A Chinese general who refused a military order to crack down against pro-democracy protesters in Beijing’s Tiananmen Square, in 1989, has died in Hebei province, prompting condolences from Chinese democracy activists.
Xu Qinxian, 86, was a general in the 38th Grand Army when the student protesters occupied the enormous square in Beijing. At the height of the demonstrations, Xu was ordered to lead his division into Beijing to crush the student movement, in what became the bloody crackdown of June 4.
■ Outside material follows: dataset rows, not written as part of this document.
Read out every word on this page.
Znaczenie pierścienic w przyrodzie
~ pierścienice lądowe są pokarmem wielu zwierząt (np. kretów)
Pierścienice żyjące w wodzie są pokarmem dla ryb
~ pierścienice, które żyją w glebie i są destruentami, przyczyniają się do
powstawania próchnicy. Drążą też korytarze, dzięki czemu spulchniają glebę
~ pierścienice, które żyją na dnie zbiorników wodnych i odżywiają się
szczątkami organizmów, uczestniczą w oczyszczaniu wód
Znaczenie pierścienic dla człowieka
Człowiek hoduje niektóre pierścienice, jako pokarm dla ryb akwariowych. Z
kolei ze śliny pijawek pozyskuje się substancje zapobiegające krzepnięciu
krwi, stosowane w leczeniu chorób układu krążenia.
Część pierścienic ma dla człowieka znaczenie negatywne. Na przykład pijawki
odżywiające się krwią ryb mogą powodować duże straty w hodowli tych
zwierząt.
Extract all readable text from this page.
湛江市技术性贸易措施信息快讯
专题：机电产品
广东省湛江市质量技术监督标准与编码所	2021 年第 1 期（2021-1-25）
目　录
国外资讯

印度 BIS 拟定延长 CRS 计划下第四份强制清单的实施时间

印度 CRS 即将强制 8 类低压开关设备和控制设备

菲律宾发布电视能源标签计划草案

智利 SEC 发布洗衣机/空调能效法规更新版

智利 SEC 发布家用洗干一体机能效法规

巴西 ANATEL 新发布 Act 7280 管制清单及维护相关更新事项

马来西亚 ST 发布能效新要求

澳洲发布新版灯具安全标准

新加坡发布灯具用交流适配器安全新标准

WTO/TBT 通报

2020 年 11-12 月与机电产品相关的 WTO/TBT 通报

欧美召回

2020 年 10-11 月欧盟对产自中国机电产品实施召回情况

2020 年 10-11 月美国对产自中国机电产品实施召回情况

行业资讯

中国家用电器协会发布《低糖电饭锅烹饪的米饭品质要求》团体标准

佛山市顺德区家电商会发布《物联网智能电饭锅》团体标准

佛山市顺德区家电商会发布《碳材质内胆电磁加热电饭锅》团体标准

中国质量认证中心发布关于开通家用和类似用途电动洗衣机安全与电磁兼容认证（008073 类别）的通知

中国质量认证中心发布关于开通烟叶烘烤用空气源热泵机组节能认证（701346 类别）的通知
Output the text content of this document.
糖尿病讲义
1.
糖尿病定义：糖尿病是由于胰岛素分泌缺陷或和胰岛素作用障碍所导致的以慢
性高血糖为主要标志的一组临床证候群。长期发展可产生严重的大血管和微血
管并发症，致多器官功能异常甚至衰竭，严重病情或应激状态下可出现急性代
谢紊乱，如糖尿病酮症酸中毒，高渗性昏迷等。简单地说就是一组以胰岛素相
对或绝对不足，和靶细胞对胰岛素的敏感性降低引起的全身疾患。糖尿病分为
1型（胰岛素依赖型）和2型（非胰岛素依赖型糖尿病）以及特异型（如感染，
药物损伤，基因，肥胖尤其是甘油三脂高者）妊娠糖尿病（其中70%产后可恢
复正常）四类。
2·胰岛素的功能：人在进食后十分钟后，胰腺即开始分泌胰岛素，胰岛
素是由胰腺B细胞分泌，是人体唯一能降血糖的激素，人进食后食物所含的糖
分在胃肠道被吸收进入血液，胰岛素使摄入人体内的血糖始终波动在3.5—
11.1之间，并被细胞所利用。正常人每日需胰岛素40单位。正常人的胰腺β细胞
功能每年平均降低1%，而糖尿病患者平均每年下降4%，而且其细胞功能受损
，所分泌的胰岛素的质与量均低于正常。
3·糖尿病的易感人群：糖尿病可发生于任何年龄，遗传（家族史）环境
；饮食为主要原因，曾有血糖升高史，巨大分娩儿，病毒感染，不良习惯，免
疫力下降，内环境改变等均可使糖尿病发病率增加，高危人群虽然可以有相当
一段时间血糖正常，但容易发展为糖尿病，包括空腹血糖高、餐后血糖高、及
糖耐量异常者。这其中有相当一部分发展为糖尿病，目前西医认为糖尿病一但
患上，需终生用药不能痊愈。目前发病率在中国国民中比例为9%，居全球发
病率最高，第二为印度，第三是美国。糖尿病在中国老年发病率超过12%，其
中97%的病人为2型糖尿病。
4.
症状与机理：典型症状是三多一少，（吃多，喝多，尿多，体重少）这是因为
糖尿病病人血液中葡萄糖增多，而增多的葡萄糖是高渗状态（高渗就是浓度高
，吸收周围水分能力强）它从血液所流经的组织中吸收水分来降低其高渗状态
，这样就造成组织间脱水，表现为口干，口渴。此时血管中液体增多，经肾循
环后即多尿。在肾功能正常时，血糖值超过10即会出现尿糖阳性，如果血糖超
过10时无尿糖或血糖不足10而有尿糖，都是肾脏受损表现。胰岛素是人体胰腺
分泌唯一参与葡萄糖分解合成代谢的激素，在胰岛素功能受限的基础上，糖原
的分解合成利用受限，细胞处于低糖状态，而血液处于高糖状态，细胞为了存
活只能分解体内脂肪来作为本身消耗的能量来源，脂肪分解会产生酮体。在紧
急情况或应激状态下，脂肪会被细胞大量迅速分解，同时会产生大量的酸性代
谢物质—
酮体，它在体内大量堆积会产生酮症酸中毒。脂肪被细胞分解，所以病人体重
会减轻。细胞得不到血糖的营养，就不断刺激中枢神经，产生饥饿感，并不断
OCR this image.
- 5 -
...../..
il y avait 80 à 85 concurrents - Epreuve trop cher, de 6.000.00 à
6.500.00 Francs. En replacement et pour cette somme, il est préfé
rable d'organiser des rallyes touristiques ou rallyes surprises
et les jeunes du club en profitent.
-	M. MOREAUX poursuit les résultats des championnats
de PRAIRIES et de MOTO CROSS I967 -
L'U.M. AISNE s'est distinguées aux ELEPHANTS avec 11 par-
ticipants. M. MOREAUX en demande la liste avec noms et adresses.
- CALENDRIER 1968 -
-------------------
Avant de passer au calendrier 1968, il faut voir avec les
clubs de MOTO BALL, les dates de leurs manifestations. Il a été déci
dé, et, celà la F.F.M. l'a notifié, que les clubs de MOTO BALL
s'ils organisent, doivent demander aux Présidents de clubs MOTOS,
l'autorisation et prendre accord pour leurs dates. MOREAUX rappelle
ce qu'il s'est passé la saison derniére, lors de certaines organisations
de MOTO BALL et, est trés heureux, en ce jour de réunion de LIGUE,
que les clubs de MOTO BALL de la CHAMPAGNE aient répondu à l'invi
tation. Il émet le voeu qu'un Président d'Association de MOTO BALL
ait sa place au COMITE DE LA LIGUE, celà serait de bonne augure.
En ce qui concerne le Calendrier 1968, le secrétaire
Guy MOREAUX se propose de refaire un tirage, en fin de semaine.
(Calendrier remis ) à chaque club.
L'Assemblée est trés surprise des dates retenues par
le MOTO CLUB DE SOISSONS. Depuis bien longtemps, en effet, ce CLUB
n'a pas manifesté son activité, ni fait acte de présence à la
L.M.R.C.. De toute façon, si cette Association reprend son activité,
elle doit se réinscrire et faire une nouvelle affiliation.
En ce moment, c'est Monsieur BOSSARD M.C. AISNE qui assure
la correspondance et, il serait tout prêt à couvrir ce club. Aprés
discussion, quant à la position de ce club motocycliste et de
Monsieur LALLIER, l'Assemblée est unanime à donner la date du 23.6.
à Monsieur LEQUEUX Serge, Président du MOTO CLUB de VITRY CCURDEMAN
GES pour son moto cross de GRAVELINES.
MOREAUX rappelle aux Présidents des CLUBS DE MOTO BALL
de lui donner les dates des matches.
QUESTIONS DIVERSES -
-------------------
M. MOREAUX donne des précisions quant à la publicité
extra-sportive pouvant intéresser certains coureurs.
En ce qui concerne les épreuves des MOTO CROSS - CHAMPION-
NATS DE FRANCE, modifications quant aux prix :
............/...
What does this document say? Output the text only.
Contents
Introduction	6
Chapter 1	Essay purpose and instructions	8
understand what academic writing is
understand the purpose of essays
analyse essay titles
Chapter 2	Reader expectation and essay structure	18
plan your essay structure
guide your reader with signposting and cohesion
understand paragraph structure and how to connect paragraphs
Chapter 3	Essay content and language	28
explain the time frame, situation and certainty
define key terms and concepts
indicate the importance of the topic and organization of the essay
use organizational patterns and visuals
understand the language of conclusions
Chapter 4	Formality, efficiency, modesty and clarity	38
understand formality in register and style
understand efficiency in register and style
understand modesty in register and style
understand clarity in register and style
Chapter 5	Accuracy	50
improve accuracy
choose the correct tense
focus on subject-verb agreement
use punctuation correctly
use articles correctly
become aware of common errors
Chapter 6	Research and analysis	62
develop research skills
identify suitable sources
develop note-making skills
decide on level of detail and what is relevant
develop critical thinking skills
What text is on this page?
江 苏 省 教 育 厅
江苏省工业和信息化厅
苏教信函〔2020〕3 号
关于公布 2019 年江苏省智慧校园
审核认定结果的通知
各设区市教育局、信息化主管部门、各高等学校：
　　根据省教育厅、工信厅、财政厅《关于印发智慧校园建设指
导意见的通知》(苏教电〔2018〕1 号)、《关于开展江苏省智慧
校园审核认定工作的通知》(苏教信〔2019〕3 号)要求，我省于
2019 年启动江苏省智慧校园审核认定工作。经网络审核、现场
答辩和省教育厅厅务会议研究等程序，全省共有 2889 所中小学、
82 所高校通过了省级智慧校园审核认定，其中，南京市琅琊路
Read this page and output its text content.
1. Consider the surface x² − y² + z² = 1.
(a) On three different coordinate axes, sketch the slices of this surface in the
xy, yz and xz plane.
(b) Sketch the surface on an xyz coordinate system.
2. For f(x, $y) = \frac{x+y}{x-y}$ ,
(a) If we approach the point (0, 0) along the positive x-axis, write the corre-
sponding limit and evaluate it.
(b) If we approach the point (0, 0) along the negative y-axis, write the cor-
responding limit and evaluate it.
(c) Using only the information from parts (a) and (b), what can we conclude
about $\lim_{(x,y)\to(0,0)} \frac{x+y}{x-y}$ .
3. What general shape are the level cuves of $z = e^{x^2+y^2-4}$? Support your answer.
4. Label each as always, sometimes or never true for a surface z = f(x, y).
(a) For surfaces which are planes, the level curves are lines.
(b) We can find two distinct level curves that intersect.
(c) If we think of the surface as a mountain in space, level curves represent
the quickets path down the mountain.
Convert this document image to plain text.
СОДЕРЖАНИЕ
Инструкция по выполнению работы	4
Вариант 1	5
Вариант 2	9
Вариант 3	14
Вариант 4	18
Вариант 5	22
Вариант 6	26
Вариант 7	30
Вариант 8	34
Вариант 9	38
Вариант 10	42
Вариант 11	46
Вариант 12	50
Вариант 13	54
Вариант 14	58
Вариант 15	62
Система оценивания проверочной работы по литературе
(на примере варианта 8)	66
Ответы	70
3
At least several hundred people were killed as Chinese troops attacked the protesters, although some estimates put the death toll at more than 1,000.
Xu was one of the few military leaders who refused to obey his commander’s order to attack. He was subsequently court-martialed and imprisoned for five years before being exiled to the city of Shijiazhuang, Hebei province.
The news of Xu’s death circulated on social media on Friday, and pro-democracy supporters sent condolences to his family from around the globe. They included Wang Dan, one of the protest leaders at the time, who sent “tributes” to General Xu. Wang currently lives in exile in the United States.
According to acquaintances quoted by Apple Daily, Xu’s health had deteriorated in recent years, and he was hospitalised with pneumonia for a long period in 2016. In his final days, Xu received care at his Shijiazhuang home, where he had lived in exile under 24-hour surveillance by government agents.
Apple Daily learned that Xu never regretted disobeying the military order to attack civilians. His biggest regret was that he was never able to publish his own first-person account of what happened during the Tiananmen crackdown, the newspaper learned.